Human rights are universal legal guarantees that protect individuals and groups against actions and omissions of the State that interfere with freedoms, fundamental rights and human dignity. Human rights are not bought or sold, they are conquered. Since its enactment, 67 years ago, a set of tools and mechanisms to ensure their primacy and deal with their violations have been developed.
In Panama, the balance pieces of evidence that human rights are being violated. Violations are manifested at various levels: attacks against social movements in the country and widespread violations of individual rights. Among others, the rights to create organizations and demonstrate peacefully are violated; as well as the rights to health and universal, public, free and quality education; the right to have adequate and decent housing; the right to decent and fair wages; to food; to a healthy environment; to personal development; to non-discrimination. In general terms, the right to life is violated.
There is no justice for the poor, the court ruling on the case against our comrade Al Smith Iromi, while the confessed murderer is free, is a clear manifestation of the rotten system and institutions that should ensure justice. Crimes against humanity are not adequately addressed, such as the slaughter of Bocas del Toro, San Felix and Columbus, which resulted in several dead and injured and hundreds arrested, without guaranteeing their right to an adequate defence. To date, these crimes and harassment against the population remain completely unpunished. Those who today use the issue of justice as a speech for the media remain silent on these abuses.
In specific terms, the population is subjected to the violation of their rights. Legal proceedings in labour matters evidence faults that violate the principle of favouring the most vulnerable ones: workers. Instead, the ‘legal security of companies’ is favoured. Villagers are subjected to residential projects that do not meet technical standards (environmental, architectural and engineering), therefore under a business logic, business sectors and government have perceived that ‘residential projects of social interest’ means’ disposable homes ‘.
Death caused by neoliberal health policies is another example of human right violations, including cases of bacteria in hospital complexes, people poisoned with Diethylene glycol, death of new-borns. These sectors are still claiming for justice.
Women and girls continue to be violated. Institutionally, proposals have not been effective in many cases they are only for the media. Femicides are examples of violence to women’s rights; the case of the students of the National Institute is a clear manifestation of institutional harassment of youth.

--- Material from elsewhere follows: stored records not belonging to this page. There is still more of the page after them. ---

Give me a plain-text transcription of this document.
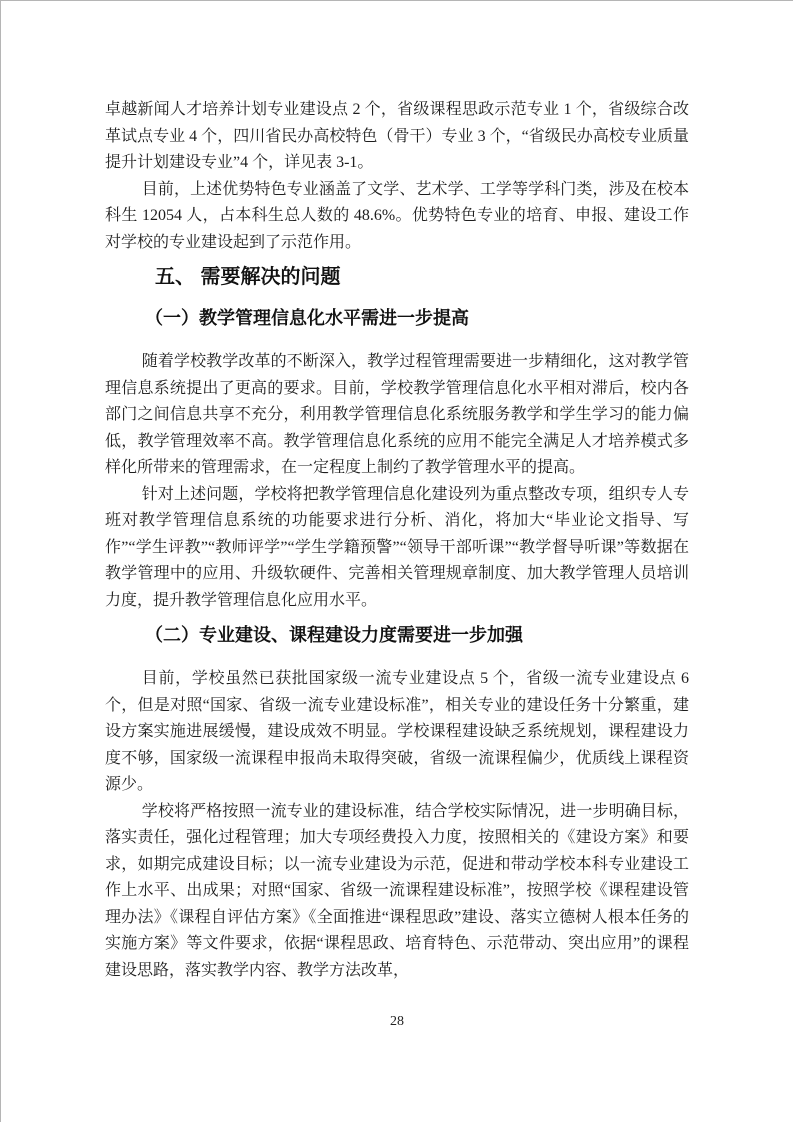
卓越新闻人才培养计划专业建设点 2 个，省级课程思政示范专业 1 个，省级综合改革试点专业 4 个，四川省民办高校特色（骨干）专业 3 个，“省级民办高校专业质量提升计划建设专业”4 个，详见表 3-1。

目前，上述优势特色专业涵盖了文学、艺术学、工学等学科门类，涉及在校本科生 12054 人，占本科生总人数的 48.6%。优势特色专业的培育、申报、建设工作对学校的专业建设起到了示范作用。

五、 需要解决的问题
（一）教学管理信息化水平需进一步提高

随着学校教学改革的不断深入，教学过程管理需要进一步精细化，这对教学管理信息系统提出了更高的要求。目前，学校教学管理信息化水平相对滞后，校内各部门之间信息共享不充分，利用教学管理信息化系统服务教学和学生学习的能力偏低，教学管理效率不高。教学管理信息化系统的应用不能完全满足人才培养模式多样化所带来的管理需求，在一定程度上制约了教学管理水平的提高。

针对上述问题，学校将把教学管理信息化建设列为重点整改专项，组织专人专班对教学管理信息系统的功能要求进行分析、消化，将加大“毕业论文指导、写作”“学生评教”“教师评学”“学生学籍预警”“领导干部听课”“教学督导听课”等数据在教学管理中的应用、升级软硬件、完善相关管理规章制度、加大教学管理人员培训力度，提升教学管理信息化应用水平。

（二）专业建设、课程建设力度需要进一步加强

目前，学校虽然已获批国家级一流专业建设点 5 个，省级一流专业建设点 6 个，但是对照“国家、省级一流专业建设标准”，相关专业的建设任务十分繁重，建设方案实施进展缓慢，建设成效不明显。学校课程建设缺乏系统规划，课程建设力度不够，国家级一流课程申报尚未取得突破，省级一流课程偏少，优质线上课程资源少。

学校将严格按照一流专业的建设标准，结合学校实际情况，进一步明确目标，落实责任，强化过程管理；加大专项经费投入力度，按照相关的《建设方案》和要求，如期完成建设目标；以一流专业建设为示范，促进和带动学校本科专业建设工作上水平、出成果；对照“国家、省级一流课程建设标准”，按照学校《课程建设管理办法》《课程自评估方案》《全面推进“课程思政”建设、落实立德树人根本任务的实施方案》等文件要求，依据“课程思政、培育特色、示范带动、突出应用”的课程建设思路，落实教学内容、教学方法改革，

28
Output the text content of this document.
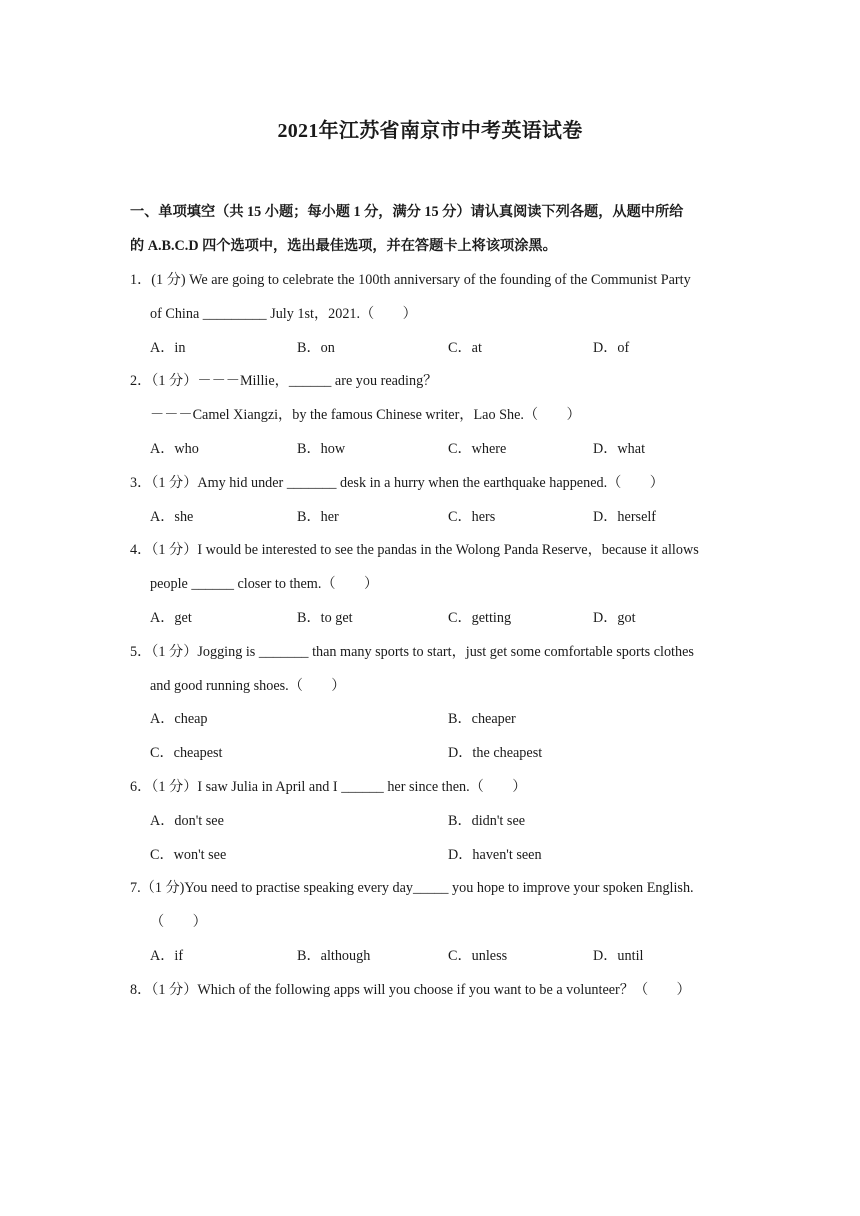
2021年江苏省南京市中考英语试卷
一、单项填空（共 15 小题；每小题 1 分，满分 15 分）请认真阅读下列各题，从题中所给
的 A.B.C.D 四个选项中，选出最佳选项，并在答题卡上将该项涂黑。
1．(1 分) We are going to celebrate the 100th anniversary of the founding of the Communist Party
of China _________ July 1st，2021.（　　）
A．in	B．on	C．at	D．of
2．（1 分）－－－Millie，______ are you reading？
－－－Camel Xiangzi，by the famous Chinese writer，Lao She.（　　）
A．who	B．how	C．where	D．what
3．（1 分）Amy hid under _______ desk in a hurry when the earthquake happened.（　　）
A．she	B．her	C．hers	D．herself
4．（1 分）I would be interested to see the pandas in the Wolong Panda Reserve，because it allows
people ______ closer to them.（　　）
A．get	B．to get	C．getting	D．got
5．（1 分）Jogging is _______ than many sports to start，just get some comfortable sports clothes
and good running shoes.（　　）
A．cheap	B．cheaper
C．cheapest	D．the cheapest
6．（1 分）I saw Julia in April and I ______ her since then.（　　）
A．don't see	B．didn't see
C．won't see	D．haven't seen
7.（1 分)You need to practise speaking every day_____ you hope to improve your spoken English.
（　　）
A．if	B．although	C．unless	D．until
8．（1 分）Which of the following apps will you choose if you want to be a volunteer？（　　）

Racial discrimination becomes an increasingly common policy by those who are supposed to ensure the protection of the people, the National Police, and it is mainly directed against workers, indigenous and African descent.
Unpopular policies continue, corruption eats all public spheres, while impunity grows facing a selective justice. Amid this, the Panamanian social movements and popular leaders still encounter policy of criminalization of social protest.
In this scenario, we must realize that the Declaration of Human Rights and its comprehensive concept was the result of the struggle that the oppressed masses launched. Compliance with these rules demands that the current generation knows and defends them. For this, we need organizational capacity and mobilization to defend our individual, political, economic, social, cultural and environmental rights.